September 22nd, 2008 3:03 PM

Howard Kurtz offered a profile of New York Times columnist/PBS house "conservative" David Brooks on Monday. It efficiently explained criticism of Brooks from both sides, and noted that Brooks also finds critics in his own home:

After Brooks gave a lukewarm review of Obama's convention speech on PBS, his wife, Sarah, texted him from their Bethesda home: "You are crazy. That was great." What was worse, she reported that their 9-year-old son, Aaron, had said: "For the first time, I really disagree with Daddy."

That, Brooks said, "was like a knife stuck in my heart."
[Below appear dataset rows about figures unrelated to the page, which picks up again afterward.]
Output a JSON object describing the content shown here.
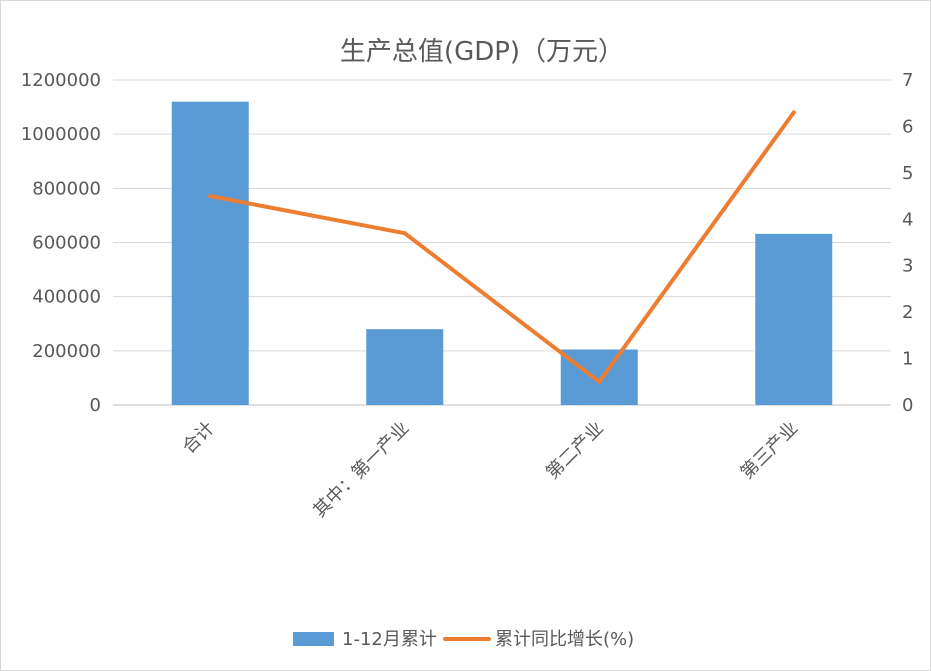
{
  "chart_data": {
    "type": "bar",
    "title": "生产总值(GDP)（万元）",
    "categories": [
      "合计",
      "其中：第一产业",
      "第二产业",
      "第三产业"
    ],
    "series": [
      {
        "name": "1-12月累计",
        "type": "bar",
        "axis": "left",
        "color": "#5b9bd5",
        "values": [
          1120000,
          280000,
          205000,
          632000
        ]
      },
      {
        "name": "累计同比增长(%)",
        "type": "line",
        "axis": "right",
        "color": "#ed7d31",
        "values": [
          4.5,
          3.7,
          0.5,
          6.3
        ]
      }
    ],
    "y_left": {
      "min": 0,
      "max": 1200000,
      "step": 200000,
      "ticks": [
        "0",
        "200000",
        "400000",
        "600000",
        "800000",
        "1000000",
        "1200000"
      ]
    },
    "y_right": {
      "min": 0,
      "max": 7,
      "step": 1,
      "ticks": [
        "0",
        "1",
        "2",
        "3",
        "4",
        "5",
        "6",
        "7"
      ]
    },
    "grid": true,
    "legend_position": "bottom"
  }
}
Brooks was the only skeptical voice on the PBS set that night, saying he was "not wowed" by the speech as he has been by Obama speeches in the past, that "it was a mistake to go outside," that the speech was too long and was "a bit of a disappointment." But on several other occasions during his time on the PBS convention set, Brooks unloaded lines that made conservatives long for the good old days when their PBS spokesman was Paul Gigot.

-- On Monday of Democrat Week, Brooks asked Carter if Obama's failure to lead in the polls was all "race." Carter said it's a factor, but not as big a factor as hacked-off Hillary die-hards.

-- On that Wednesday, after Biden spoke, Brooks sounded panicked, suggesting the night made it clear that John McCain needed to take Joe Lieberman as a running mate: "Now I think it’s the clear answer."

-- On Thursday, before he clucked at the Obama address, he said the idea of McCain picking Mitt Romney as his running mate "scares the devil out of me."

-- On Wednesday of Republican Week, Brooks decried Romney’s speech as extreme "He drifted so far right, I’m sort of, my mind is boggling." But he said the rhetoric wasn’t genuine, just a "strategic choice" in case McCain loses. When one panelist said the Sarah Palin speech would be "a huge hit among Rush Limbaugh Republicans," Brooks insisted Palin’s humor was light with a common touch, not "biting, belittling" Limbaugh humor. On the Charlie Rose show, Brooks grew even wilder, saying of Romney's speech: "I thought it was borderline insane," and proclaiming Palin was "not ideological in a Rush Limbaugh sense."

-- Earlier that Wednesday, he lamented the presidential choices didn’t include someone who hated tax cuts: "There might be a candidate who says ‘Actually, at this time in our country we can’t afford these massive tax cuts anyway,’ but that candidate is not running for president."